I take this to mean that our interpretation of dark matter needs to be re-examined; so what is our current view of this matter and what is a 10kpc core? As a kpc (kiloparsec) is approximately 3.26 light years, the core of the infalling galaxies observed by Massey et al. (and shown below in an illustration from the BBC [3]) is over 300,000,000,000,000,000 km across, if my arithmetic is correct. It is in this minute part of the Universe that the new observations have been made; dark matter making up, in total, about 27% of the material in space, with everything that we can observe (planets, stars, galaxies, etc.) making up less than 5% of the total. The rest is dark energy [4]. 

To define dark energy, I quote from the NASA site [4]:

We know how much dark energy there is because we know how it affects the Universe's expansion. Other than that it is a complete mystery.
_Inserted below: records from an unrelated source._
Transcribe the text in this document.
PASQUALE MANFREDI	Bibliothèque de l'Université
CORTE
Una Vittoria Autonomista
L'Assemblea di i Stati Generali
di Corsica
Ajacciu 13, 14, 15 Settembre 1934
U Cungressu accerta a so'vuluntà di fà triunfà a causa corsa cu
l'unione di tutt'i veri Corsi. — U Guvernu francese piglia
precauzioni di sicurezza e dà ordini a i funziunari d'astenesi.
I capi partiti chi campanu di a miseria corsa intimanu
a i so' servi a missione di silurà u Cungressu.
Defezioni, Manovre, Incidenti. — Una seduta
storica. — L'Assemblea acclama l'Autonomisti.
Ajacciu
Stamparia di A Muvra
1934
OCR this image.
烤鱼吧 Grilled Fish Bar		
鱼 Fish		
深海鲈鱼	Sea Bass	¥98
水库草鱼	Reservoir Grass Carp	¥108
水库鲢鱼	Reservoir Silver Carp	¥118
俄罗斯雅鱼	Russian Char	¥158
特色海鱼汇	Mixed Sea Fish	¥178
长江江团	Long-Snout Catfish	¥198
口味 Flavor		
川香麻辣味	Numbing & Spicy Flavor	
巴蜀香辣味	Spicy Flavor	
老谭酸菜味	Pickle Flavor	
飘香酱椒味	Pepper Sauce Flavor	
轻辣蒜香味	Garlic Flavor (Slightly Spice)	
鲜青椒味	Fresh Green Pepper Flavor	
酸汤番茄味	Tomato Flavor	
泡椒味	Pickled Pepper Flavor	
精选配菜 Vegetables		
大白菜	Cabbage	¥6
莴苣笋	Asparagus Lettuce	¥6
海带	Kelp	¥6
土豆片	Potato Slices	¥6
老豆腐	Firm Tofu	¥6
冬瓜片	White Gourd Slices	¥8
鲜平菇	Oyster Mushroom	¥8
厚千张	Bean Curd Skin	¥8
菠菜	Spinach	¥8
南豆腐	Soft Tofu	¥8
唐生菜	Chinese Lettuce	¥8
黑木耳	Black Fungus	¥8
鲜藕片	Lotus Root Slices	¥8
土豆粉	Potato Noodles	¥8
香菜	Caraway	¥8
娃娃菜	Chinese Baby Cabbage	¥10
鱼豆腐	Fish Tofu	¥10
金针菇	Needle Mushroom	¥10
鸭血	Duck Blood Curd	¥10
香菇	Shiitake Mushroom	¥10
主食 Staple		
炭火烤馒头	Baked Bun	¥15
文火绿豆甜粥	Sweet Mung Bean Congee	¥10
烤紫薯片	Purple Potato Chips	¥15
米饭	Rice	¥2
Do we have a better understanding of dark matter? Again, a quote from the NASA site is helpful:

We are much more certain what dark matter is not than we are what it is. First, it is dark, meaning that it is not in the form of stars and planets that we see.. ..Second, it is not in the form of dark clouds of normal matter, matter made up of particles called baryons. We know this because we would be able to detect baryonic clouds by their absorption of radiation passing through them. Third, dark matter is not antimatter, because we do not see the unique gamma rays that are produced when antimatter annihilates with matter.

We can therefore conclude that the Universe is vast and beyond any scale that we can comprehend and that it is made up of a fraction of matter that we can measure. The rest is explained by our powers of imagination and the predictions made by experts in mathematics and physics.

Recently, I took a course in Cosmology to try and get an understanding of what we know about the Universe and its origins. The course was taught well, but I found myself hopelessly lost with the scales involved and with the levels of imagination required. Our existing knowledge has been gained from Earth-bound observations and, recently, those from satellites and devices that record signals over mind-boggling distances. All the interpretation of these observations has necessarily been Earth-bound and based on human analytical skills, aided by the high-powered computers we have devised. Given the scale of the Universe, these tools seem inadequate, but it is a human characteristic that we feel we can eventually explain all that is currently unexplained.

During the Cosmology course, I also thought about another model that seems equally plausible – that everything was designed by a theistic force. Just as I was overwhelmed by the study of the Universe from Earth, so I was overwhelmed by the idea that a God that created the Universe chose an infinitesimally small planet on which to locate humans that were then given unique powers of reasoning and the belief that, given time, they could understand everything. It is tempting to accept that the idea of such a theistic force is, in turn, a result of human imagination. 

Will we ever understand the Universe? Almost certainly not without the development of a "better" mathematics (of which our wonderfully powerful mathematics is a subset), but now I'm veering off into science fiction.

[2] Richard Massey + 22 authors (2015) The behaviour of dark matter associated with four bright cluster galaxies in the 10kpc core of Abell 3827. Monthly Notices of the Royal Astronomical Society 449:3393-3406.